Bir AB diplomatı, "Enflasyonla Mücadele Düzenlemesi her şeyi değiştirdi. Washington hâlâ müttefikimiz mi değil mi?" diye konuştu.

Biden için bu düzenleme aynı zamanda iklim krizi ile mücadele tarihi bir adım. Ancak AB bunu farklı görüyor. Fransa dışişleri bakanlığından bir yetkili, bunlar "rekabeti bozacak ayrımcı sübvansiyonlar" dedi.

Ticari konularda güven krizi

AB, Avrupa endüstrisinin Amerikan rakipleri tarafından yok edilmesini önlemek için büyük bir sübvansiyon paketi hazırlıyor. Alman parlamenter Reinhard Bütikofer, "Bu ilişkide ticari konularda güven krizi yaşıyoruz" dedi.

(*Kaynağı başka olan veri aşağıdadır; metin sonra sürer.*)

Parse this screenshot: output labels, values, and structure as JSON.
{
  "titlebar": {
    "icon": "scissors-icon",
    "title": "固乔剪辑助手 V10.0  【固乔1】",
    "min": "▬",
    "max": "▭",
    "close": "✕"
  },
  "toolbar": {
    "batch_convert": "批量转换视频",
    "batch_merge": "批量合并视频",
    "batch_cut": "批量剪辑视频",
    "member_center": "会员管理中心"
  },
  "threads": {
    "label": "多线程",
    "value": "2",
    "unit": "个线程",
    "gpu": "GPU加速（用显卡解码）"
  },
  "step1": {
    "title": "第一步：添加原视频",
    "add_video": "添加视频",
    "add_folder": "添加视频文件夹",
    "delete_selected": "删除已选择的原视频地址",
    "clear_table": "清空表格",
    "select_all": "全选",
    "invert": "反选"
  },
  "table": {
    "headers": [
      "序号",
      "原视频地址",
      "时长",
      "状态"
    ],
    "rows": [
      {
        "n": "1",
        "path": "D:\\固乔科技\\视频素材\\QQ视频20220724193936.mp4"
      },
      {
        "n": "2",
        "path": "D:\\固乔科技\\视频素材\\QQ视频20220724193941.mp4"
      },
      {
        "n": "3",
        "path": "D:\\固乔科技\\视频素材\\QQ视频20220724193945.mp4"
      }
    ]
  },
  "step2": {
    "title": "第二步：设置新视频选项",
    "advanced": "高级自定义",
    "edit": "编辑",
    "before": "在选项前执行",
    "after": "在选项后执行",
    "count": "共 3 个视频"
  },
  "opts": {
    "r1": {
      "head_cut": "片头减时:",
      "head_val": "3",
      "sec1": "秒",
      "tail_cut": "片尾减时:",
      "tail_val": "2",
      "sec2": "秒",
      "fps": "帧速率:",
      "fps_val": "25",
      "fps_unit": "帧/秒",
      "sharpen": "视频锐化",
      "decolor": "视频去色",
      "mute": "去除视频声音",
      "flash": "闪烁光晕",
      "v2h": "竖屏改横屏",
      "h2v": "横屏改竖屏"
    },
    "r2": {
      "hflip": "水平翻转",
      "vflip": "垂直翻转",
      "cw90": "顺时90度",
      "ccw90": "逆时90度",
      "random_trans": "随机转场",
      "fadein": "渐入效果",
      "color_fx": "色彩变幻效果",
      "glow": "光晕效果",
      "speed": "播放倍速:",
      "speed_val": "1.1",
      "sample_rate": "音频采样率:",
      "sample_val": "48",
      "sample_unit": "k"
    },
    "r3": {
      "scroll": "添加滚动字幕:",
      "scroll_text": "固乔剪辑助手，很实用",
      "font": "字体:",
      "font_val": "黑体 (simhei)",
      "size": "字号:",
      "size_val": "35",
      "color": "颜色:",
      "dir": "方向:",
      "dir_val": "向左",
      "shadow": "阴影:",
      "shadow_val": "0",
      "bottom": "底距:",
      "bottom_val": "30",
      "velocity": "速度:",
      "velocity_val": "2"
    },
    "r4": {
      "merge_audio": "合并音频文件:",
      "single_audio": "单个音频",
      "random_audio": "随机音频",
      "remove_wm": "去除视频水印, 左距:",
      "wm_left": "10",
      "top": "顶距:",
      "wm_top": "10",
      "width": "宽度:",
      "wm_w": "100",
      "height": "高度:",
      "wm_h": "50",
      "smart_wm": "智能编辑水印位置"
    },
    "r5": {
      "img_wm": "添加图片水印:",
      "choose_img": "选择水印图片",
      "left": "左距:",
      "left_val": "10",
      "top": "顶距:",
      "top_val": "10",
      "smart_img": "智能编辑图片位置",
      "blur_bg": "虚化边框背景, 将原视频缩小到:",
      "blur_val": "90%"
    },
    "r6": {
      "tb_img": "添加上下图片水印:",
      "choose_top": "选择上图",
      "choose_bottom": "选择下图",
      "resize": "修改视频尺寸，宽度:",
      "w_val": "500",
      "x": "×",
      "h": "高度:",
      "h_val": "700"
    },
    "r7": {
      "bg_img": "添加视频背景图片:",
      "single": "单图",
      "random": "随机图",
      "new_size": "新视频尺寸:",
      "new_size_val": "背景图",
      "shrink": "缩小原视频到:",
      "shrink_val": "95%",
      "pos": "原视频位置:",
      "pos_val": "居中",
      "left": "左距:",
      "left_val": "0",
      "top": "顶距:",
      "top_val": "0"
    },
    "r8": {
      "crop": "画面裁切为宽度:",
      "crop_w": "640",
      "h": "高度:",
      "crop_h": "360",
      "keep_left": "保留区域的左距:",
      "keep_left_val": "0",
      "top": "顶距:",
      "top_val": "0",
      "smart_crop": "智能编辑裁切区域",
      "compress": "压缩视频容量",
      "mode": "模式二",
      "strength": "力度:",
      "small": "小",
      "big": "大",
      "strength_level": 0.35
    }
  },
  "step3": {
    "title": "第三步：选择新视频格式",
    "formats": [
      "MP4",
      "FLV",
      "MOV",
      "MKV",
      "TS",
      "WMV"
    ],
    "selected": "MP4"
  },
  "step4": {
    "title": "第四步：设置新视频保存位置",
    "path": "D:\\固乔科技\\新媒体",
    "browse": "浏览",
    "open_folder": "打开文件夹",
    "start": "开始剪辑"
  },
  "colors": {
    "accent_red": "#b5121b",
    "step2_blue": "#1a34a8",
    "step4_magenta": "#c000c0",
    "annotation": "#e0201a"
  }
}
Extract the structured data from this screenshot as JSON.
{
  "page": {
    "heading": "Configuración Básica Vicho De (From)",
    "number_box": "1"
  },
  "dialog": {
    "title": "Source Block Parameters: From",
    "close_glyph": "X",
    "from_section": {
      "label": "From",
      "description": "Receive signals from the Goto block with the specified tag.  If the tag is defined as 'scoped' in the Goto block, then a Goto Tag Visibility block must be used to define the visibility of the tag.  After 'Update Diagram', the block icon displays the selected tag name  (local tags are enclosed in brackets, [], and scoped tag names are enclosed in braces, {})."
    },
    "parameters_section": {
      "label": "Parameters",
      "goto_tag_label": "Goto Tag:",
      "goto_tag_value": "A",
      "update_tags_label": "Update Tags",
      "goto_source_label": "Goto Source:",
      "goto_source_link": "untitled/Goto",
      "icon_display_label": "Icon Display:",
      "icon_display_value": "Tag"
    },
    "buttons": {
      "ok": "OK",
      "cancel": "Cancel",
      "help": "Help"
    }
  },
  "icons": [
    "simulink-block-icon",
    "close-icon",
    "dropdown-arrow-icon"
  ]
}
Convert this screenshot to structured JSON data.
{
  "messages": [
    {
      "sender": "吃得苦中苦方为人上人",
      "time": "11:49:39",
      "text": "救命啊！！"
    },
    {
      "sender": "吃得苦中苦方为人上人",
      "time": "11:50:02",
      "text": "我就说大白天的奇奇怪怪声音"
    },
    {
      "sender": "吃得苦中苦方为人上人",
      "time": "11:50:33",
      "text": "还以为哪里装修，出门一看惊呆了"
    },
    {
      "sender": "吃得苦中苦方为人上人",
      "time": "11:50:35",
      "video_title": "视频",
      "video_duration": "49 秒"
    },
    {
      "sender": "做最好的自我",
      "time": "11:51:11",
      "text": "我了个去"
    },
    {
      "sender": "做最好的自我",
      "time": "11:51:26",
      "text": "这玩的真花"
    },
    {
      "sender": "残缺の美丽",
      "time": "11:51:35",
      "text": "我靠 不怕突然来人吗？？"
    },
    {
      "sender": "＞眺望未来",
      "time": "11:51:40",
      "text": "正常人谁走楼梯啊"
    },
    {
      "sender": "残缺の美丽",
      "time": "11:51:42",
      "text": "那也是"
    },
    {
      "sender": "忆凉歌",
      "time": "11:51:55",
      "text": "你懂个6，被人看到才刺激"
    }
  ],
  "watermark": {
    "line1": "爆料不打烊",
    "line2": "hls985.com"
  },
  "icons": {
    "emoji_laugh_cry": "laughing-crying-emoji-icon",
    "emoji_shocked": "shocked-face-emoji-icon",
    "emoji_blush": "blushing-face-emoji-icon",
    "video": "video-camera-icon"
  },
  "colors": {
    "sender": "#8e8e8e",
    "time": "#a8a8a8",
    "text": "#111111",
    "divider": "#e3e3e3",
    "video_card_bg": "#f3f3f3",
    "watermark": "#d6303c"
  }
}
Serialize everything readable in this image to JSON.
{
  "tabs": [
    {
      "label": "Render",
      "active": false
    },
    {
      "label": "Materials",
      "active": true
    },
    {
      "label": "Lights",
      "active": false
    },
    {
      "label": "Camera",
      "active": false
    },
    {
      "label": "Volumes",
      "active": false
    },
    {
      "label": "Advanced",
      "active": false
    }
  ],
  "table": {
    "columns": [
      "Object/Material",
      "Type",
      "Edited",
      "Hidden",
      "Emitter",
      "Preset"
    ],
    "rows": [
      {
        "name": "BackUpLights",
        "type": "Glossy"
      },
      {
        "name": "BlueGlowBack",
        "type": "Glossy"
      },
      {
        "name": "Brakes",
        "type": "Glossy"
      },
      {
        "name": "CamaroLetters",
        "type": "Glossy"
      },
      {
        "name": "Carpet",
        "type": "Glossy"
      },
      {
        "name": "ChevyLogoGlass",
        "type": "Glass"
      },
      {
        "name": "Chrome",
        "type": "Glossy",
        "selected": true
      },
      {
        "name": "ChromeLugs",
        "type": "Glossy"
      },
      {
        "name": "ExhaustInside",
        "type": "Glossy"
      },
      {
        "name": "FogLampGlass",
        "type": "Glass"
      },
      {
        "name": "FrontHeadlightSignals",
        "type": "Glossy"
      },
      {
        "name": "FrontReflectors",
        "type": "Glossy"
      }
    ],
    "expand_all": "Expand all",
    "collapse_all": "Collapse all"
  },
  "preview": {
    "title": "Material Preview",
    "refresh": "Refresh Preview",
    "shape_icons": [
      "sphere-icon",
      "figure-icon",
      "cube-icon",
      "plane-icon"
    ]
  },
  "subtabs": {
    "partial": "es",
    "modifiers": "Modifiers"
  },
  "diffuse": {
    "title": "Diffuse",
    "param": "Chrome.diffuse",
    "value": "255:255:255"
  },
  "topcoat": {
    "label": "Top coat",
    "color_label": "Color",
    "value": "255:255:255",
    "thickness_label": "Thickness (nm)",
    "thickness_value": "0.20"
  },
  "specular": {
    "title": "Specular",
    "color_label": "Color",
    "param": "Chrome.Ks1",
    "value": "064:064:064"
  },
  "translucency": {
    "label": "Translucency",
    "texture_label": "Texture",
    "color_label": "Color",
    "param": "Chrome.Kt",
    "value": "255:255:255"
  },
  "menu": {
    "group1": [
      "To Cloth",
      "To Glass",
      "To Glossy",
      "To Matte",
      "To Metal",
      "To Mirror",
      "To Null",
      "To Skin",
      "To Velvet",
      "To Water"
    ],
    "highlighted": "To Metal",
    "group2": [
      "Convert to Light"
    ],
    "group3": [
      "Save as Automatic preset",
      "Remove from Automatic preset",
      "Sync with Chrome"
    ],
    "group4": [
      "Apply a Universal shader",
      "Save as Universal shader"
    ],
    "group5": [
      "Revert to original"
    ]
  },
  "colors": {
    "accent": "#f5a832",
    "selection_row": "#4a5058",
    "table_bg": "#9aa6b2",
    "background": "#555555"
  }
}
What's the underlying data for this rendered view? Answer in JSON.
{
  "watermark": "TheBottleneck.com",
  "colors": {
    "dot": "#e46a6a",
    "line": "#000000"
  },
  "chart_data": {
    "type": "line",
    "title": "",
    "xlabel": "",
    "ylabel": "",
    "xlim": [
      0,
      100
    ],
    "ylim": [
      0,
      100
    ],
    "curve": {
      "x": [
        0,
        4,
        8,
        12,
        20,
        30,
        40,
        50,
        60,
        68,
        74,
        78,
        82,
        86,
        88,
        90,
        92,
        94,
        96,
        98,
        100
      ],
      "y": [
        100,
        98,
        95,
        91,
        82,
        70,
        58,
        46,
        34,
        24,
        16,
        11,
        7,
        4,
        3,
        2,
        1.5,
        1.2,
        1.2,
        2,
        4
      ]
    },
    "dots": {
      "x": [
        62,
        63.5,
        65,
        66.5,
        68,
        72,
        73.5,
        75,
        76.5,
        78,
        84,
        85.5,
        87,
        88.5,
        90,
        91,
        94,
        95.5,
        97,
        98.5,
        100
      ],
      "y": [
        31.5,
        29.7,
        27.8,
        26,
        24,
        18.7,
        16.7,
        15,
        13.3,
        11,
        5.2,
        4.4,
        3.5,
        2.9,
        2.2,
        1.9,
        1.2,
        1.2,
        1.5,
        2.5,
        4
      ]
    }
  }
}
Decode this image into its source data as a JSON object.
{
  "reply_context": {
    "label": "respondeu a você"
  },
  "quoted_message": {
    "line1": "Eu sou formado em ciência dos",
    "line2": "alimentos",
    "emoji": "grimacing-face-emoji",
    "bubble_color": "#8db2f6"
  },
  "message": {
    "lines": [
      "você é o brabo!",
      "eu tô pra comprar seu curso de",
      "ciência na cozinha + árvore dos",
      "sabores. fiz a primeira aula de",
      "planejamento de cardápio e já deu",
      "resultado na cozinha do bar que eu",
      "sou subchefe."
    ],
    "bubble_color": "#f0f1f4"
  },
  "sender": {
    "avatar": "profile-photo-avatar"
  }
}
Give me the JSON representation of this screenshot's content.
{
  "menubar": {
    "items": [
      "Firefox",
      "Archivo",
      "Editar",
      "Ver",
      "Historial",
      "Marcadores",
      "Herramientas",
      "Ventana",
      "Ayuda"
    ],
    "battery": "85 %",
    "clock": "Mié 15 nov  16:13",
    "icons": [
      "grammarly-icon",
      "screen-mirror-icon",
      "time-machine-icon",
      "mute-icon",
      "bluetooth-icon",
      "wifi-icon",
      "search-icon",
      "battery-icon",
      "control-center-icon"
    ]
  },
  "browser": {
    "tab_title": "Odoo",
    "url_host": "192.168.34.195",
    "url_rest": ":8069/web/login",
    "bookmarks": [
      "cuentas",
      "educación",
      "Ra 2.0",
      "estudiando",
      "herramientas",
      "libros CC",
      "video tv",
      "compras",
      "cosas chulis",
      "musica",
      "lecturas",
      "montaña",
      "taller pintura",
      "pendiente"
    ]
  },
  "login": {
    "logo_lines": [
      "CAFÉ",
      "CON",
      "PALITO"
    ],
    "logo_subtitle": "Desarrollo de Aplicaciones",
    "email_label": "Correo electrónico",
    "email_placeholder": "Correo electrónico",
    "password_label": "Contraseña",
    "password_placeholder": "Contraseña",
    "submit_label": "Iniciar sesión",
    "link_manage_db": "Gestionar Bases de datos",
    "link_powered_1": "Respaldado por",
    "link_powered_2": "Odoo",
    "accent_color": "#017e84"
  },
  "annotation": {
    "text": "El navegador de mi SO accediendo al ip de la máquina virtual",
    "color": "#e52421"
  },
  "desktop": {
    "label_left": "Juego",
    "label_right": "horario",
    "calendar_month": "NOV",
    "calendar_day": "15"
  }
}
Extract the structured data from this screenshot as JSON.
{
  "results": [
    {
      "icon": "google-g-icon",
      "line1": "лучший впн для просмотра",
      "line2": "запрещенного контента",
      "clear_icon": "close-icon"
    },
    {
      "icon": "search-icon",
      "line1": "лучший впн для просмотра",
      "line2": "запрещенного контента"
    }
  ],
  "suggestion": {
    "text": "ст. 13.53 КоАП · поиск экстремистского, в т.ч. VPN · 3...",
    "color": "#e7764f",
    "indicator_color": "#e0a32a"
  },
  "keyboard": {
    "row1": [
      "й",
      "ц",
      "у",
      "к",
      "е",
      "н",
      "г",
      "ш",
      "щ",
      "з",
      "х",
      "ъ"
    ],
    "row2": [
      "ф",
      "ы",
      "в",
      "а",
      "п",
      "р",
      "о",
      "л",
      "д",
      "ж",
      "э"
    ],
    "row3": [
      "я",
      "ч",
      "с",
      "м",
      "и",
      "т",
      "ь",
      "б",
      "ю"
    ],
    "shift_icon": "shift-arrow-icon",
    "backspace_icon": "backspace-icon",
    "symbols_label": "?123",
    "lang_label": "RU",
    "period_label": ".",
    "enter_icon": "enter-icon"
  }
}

Fransız MEP Marie-Pierre Vedrenne ise "Bir noktada, kendimizi savunmanız gerekiyor. Güç mücadeleleri dünyasındayız. Bilek güreşi yaptığınızda, kaslı değilseniz, hem bedenen hem de ruhen hazırlıklı değilseniz kaybedersiniz." şeklinde konuştu.

Savunma sektöründe de rahatsızlık büyüdü

Perde arkasında, Amerikan savunma sektörüne akan para konusunda da artan bir rahatsızlık var.

ABD, savaşın başlangıcından bu yana 15,2 milyar dolardan fazla silah ve teçhizat sağlayarak Ukrayna'ya açık ara en büyük askeri yardım sağlayan ülke oldu. Borrell'e göre AB şimdiye kadar Ukrayna'ya yaklaşık 8 milyar Euro askeri teçhizat sağladı.

Müttefiklerin silah ve teçhizata yönelik taleplerinde artışın devam edeceği düşünüldüğü için Pentagon şimdiden silah satışlarını hızlandırmak adına yeni bir yol haritası geliştiriyor.